Now those of you familiar with this thing called Maths, would argue 70/30 is 2.33333 which is true. So rounding up to 3 is essentially a buffer.

I have found this rule of thumb works very well, and customers I have worked with have effectively had All Flash Array performance because the “Active Working Set” all resides within the SSD tier.

Caveats to this rule of thumb.

1. If a customer does a significant amount of deletions during the month, the delta may be smaller and result in an undersized SSD tier.

Mitigation: Review several months of full backup logs and average the delta.

2. If the environment’s Read/Write ratio is much higher than 70/30, then the delta from the backup multiplied by 3 may again result in  an undersized SSD tier.

Mitigation: Perform some investigation into your most critical workloads and validate or correct the assumption of multiplying by 3

3. This rule of thumb is for Server workloads, not VDI.

VDI Read/Write ratio is generally almost opposite to server, and around 30/70 Read/Write.
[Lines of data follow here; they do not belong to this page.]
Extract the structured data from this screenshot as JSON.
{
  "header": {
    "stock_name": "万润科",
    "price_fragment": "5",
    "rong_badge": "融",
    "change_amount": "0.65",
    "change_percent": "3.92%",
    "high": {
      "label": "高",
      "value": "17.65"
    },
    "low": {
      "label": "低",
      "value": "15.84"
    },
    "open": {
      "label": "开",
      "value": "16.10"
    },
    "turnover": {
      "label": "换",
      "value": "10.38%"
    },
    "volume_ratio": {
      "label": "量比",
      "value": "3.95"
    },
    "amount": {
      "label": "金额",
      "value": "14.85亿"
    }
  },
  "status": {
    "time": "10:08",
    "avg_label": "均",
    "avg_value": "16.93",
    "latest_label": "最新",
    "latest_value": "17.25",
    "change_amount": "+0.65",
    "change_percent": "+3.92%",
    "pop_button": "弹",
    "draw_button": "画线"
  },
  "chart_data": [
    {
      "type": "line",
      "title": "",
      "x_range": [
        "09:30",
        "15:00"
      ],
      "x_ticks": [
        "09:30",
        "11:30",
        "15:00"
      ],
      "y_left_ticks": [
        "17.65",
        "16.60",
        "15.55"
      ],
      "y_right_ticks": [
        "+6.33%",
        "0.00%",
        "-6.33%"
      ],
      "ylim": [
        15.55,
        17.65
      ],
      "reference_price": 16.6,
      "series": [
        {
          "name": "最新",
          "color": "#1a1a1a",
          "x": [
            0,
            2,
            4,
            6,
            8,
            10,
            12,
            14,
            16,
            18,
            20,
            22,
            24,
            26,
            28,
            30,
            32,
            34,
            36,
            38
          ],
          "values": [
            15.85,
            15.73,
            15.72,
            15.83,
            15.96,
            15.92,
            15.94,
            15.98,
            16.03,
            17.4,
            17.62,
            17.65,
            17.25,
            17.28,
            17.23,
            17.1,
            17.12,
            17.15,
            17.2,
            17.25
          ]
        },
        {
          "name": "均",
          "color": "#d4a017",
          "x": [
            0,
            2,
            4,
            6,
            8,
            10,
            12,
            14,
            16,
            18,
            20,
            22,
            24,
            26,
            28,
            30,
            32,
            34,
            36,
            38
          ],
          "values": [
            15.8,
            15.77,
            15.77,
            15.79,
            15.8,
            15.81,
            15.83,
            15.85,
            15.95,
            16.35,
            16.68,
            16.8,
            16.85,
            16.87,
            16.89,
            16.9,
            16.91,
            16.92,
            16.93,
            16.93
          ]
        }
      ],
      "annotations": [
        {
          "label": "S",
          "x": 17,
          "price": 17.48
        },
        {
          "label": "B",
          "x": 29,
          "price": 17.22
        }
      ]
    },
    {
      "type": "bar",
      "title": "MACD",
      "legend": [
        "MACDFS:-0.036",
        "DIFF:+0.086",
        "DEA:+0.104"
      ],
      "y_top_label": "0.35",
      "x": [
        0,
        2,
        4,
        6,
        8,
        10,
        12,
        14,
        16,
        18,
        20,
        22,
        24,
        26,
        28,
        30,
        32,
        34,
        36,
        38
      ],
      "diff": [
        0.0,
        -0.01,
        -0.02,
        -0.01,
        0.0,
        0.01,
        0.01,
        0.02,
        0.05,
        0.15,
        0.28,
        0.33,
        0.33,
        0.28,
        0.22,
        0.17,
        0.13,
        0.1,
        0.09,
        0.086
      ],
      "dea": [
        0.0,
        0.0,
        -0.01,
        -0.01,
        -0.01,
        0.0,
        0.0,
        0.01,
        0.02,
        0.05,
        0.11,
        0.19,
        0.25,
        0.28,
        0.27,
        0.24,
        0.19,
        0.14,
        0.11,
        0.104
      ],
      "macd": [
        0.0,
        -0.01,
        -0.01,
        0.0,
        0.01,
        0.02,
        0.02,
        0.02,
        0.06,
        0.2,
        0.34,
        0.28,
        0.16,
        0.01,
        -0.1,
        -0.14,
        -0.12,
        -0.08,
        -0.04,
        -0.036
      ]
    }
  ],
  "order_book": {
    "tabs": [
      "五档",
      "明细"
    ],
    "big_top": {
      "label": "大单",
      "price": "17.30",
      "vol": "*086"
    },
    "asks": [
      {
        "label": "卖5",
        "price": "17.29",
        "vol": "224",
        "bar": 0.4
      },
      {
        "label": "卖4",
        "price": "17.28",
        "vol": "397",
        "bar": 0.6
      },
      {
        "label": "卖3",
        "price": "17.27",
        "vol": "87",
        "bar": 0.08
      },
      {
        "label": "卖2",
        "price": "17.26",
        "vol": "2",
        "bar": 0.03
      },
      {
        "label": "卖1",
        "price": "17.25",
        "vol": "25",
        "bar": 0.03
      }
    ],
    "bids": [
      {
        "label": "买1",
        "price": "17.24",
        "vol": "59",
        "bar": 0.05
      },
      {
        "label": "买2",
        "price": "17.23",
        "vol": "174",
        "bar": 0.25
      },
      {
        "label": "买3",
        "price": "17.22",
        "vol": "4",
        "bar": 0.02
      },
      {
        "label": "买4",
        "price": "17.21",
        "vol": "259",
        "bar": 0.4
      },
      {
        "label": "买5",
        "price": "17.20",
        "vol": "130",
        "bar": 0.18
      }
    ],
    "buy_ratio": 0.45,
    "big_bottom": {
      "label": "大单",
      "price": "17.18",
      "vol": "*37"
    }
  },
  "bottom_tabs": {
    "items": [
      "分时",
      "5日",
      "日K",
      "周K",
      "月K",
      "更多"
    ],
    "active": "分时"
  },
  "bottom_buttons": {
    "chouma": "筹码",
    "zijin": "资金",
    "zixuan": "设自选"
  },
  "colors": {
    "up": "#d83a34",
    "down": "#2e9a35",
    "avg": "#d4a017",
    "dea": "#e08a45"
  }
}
However the SSD tier for VDI should be sized taking into account the benefits of VAAI/VCAI cloning and things like de duplication (for Memory and SSD tiers) which some products, like Nutanix offer.

Summary / Disclaimer

This rule of thumb works for me 90% of the time when designing Nutanix solutions, but your results may vary depending on the platform you use.

I welcome any feedback or suggestions of alternate sizing strategies which I will update the post with where appropriate.

6 thoughts on “Rule of Thumb: Sizing for Storage Performance in the new world.

  1. Really interesting article, thanks for sharing. But would comparing full backups not only give you new data that has been written? Would it not be more accurate to look at incremental backups as a guide to the rate of change. You could sum the incremental backups for a month and then times this by 3.

    • Thanks for the comment.

      I think if there is a lot of deleting of data going on, daily incremental as you suggested would likely be better.

      However I’d suggest this is a corner case, so checking the last couple of months full’s, and taking an average in my experience has worked very well.

      The other idea behind the rule of thumb is simplicity. In most cases, around 2x is fine, but I always stay on the conservative side at a pre-sale stage.

  2. Pingback: Throw away the crystal ball and size with real data. - Nerd Polytechnic

  3. Pingback: Nutanix Platform Link-O-Rama | vcdx133.com

    • Hi Manfred, There is an assumption of a 70/30 read/write ratio which is taken into account when performing the 3x multiplier of the backup delta. So read I/O is taken into account in this sizing. Obviously its not an exact science, and there will be workloads this rule is not applicable to but in my experience its a good rule of thumb, or put another way, a starting point for indicative sizing.